Como un flâneur en la poesía de Baudelaire, que redescubre y se enamora de su ciudad escapando de la monotonía, una noche decidí reencontrarme con los sabores que le dan identidad a esta urbe. Caminé por Corrientes con el Obelisco a mis espaldas y una vez pasado el emblemático Luna Park ya estaba a metros de La Cabaña. Las puertas vidriadas me permitieron descubrir el río al otro lado del salón; mientras que dos réplicas de terneros adelantaban los platos destacados del menú. La parrilla, ese rito tan característico de nuestro país, es la protagonista en este lugar.
Desde la recepción comenzaron a desplegarse detalles de atención que se reiteraron hasta la despedida del restaurante. En los primeros metros pude apreciar una galería de fotos de las celebridades que conocieron el lugar, una barra de madera y una cava vidriada que alberga una extensa carta de vinos.
Unos pasos más adelante descubrí que toda la ambientación está pensada para desconectarse del bullicio de las avenidas y de la jornada de trabajo que acababa de terminar: un mobiliario de madera maciza que luce sin manteles, lámparas de hierro fabricadas en los años 40, flores y artesanías en plata conformaban el salón principal.
La cristalería y la vajilla, sobrias y elegantes, son muy distintas a las presentaciones que suelen acompañar los platos de parrilla. Y el mismo criterio guía a los platos de entrada: sabores regionales, como empanadas y humita, en forma y diseños originales.
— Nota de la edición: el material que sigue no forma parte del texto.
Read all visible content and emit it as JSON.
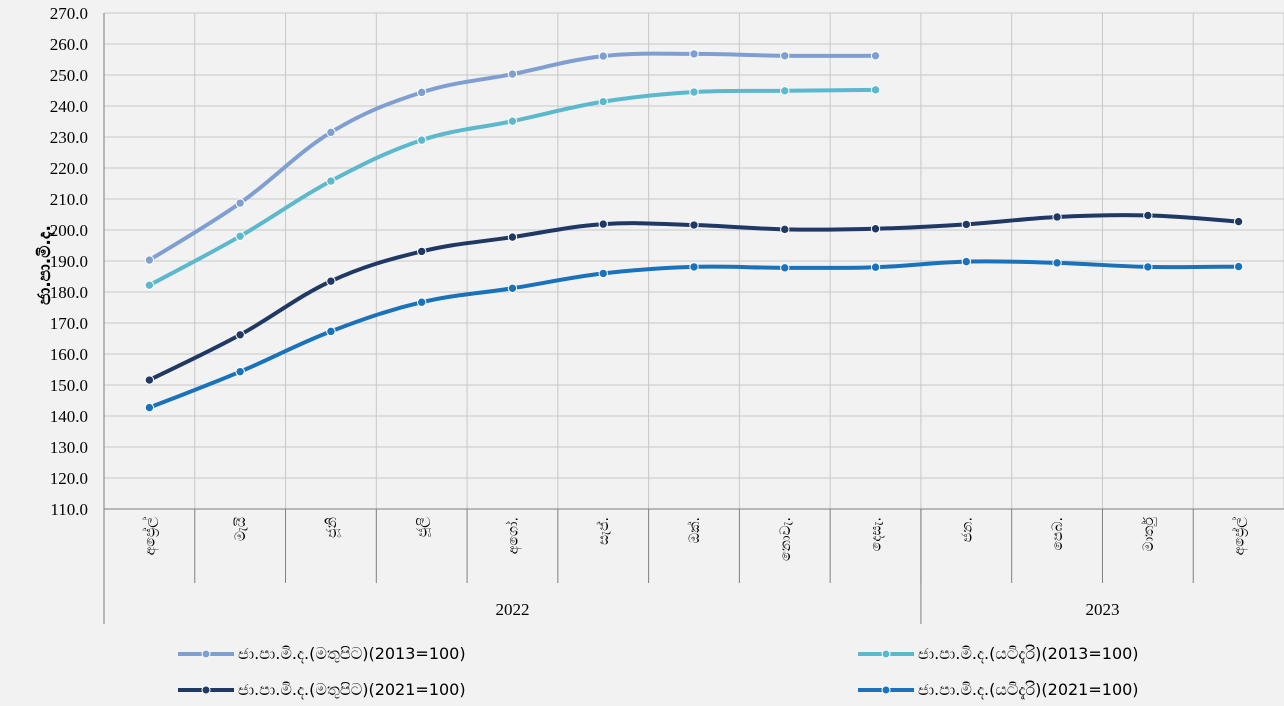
{
  "chart_data": {
    "type": "line",
    "ylabel": "ජා.පා.මි.ද.",
    "ylim": [
      110,
      270
    ],
    "yticks": [
      "110.0",
      "120.0",
      "130.0",
      "140.0",
      "150.0",
      "160.0",
      "170.0",
      "180.0",
      "190.0",
      "200.0",
      "210.0",
      "220.0",
      "230.0",
      "240.0",
      "250.0",
      "260.0",
      "270.0"
    ],
    "categories": [
      "අප්‍රේල්",
      "මැයි",
      "ජූනි",
      "ජූලි",
      "අගෝ.",
      "සැප්.",
      "ඔක්.",
      "නොවැ.",
      "දෙසැ.",
      "ජන.",
      "පෙබ.",
      "මාර්තු",
      "අප්‍රේල්"
    ],
    "years": [
      {
        "label": "2022",
        "span": 9
      },
      {
        "label": "2023",
        "span": 4
      }
    ],
    "grid": true,
    "legend_position": "bottom",
    "series": [
      {
        "name": "ජා.පා.මි.ද.(මතුපිට)(2013=100)",
        "color": "#7f9fd3",
        "values": [
          190.3,
          208.7,
          231.5,
          244.4,
          250.3,
          256.1,
          256.8,
          256.2,
          256.2,
          null,
          null,
          null,
          null
        ]
      },
      {
        "name": "ජා.පා.මි.ද.(යටිදැරි)(2013=100)",
        "color": "#5cb8cc",
        "values": [
          182.2,
          198.0,
          215.8,
          229.0,
          235.1,
          241.4,
          244.5,
          244.9,
          245.2,
          null,
          null,
          null,
          null
        ]
      },
      {
        "name": "ජා.පා.මි.ද.(මතුපිට)(2021=100)",
        "color": "#1f3864",
        "values": [
          151.6,
          166.2,
          183.5,
          193.1,
          197.7,
          201.9,
          201.6,
          200.2,
          200.4,
          201.8,
          204.2,
          204.7,
          202.7
        ]
      },
      {
        "name": "ජා.පා.මි.ද.(යටිදැරි)(2021=100)",
        "color": "#1a72bb",
        "values": [
          142.7,
          154.3,
          167.3,
          176.7,
          181.2,
          186.0,
          188.1,
          187.8,
          188.0,
          189.8,
          189.4,
          188.1,
          188.2
        ]
      }
    ]
  }
}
Previa sugerencia por parte de los mozos sobre qué varietales acompañan mejor cada corte de carne, llegó el momento de saborear la parrilla. En mi caso me incliné por el bife de lomo, aunque las demás opciones no eran menos tentadoras: bife de chorizo, de costilla y asado de tira.
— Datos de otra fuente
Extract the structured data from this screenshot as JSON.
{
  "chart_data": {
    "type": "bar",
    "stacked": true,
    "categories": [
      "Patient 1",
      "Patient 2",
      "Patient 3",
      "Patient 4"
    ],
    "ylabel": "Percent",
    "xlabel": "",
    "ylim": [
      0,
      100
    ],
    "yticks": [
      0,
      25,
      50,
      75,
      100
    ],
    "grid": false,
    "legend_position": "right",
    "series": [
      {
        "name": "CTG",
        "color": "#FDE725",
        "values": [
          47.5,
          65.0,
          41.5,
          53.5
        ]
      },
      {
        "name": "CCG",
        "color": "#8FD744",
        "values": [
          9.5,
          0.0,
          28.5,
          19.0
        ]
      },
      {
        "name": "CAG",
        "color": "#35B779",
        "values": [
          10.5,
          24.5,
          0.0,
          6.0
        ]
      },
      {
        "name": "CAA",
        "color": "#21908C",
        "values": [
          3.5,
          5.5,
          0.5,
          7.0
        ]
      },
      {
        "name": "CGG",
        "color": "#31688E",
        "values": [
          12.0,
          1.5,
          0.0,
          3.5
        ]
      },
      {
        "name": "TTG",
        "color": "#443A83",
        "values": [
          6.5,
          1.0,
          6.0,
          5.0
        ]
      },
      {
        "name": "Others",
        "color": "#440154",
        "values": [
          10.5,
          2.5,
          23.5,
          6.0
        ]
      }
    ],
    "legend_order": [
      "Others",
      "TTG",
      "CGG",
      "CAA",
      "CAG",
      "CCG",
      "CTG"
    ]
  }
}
El detalle distintivo en La Cabaña lo constituyen sus cinco cortes de carne Kobe. Se trata de piezas suaves, jugosas y tiernas que pocos restaurantes de Buenos Aires ofrecen. Esta materia prima es una de las más apreciadas por los gourmet de todo el orbe. Los animales, antes de ser sacrificados, reciben diversos cuidados entre los que se incluyen masajes, que hacen a una carne más tierna, y una dieta específica para equilibrar el porcentaje de grasa.
Hacia el final de la cena la sección de los dulces también rescata las tradiciones nacionales: queso y dulce, panqueques con dulce de leche o manzanas, flan y tartas tibias. Mención aparte para el mix de recetas a base de chocolate presentadas en diferentes texturas.
Así llegó a su fin esta experiencia que giró, en primer lugar, en torno a la gastronomía, pero que a la vez me permitió conectarme con la identidad y la cultura argentinas.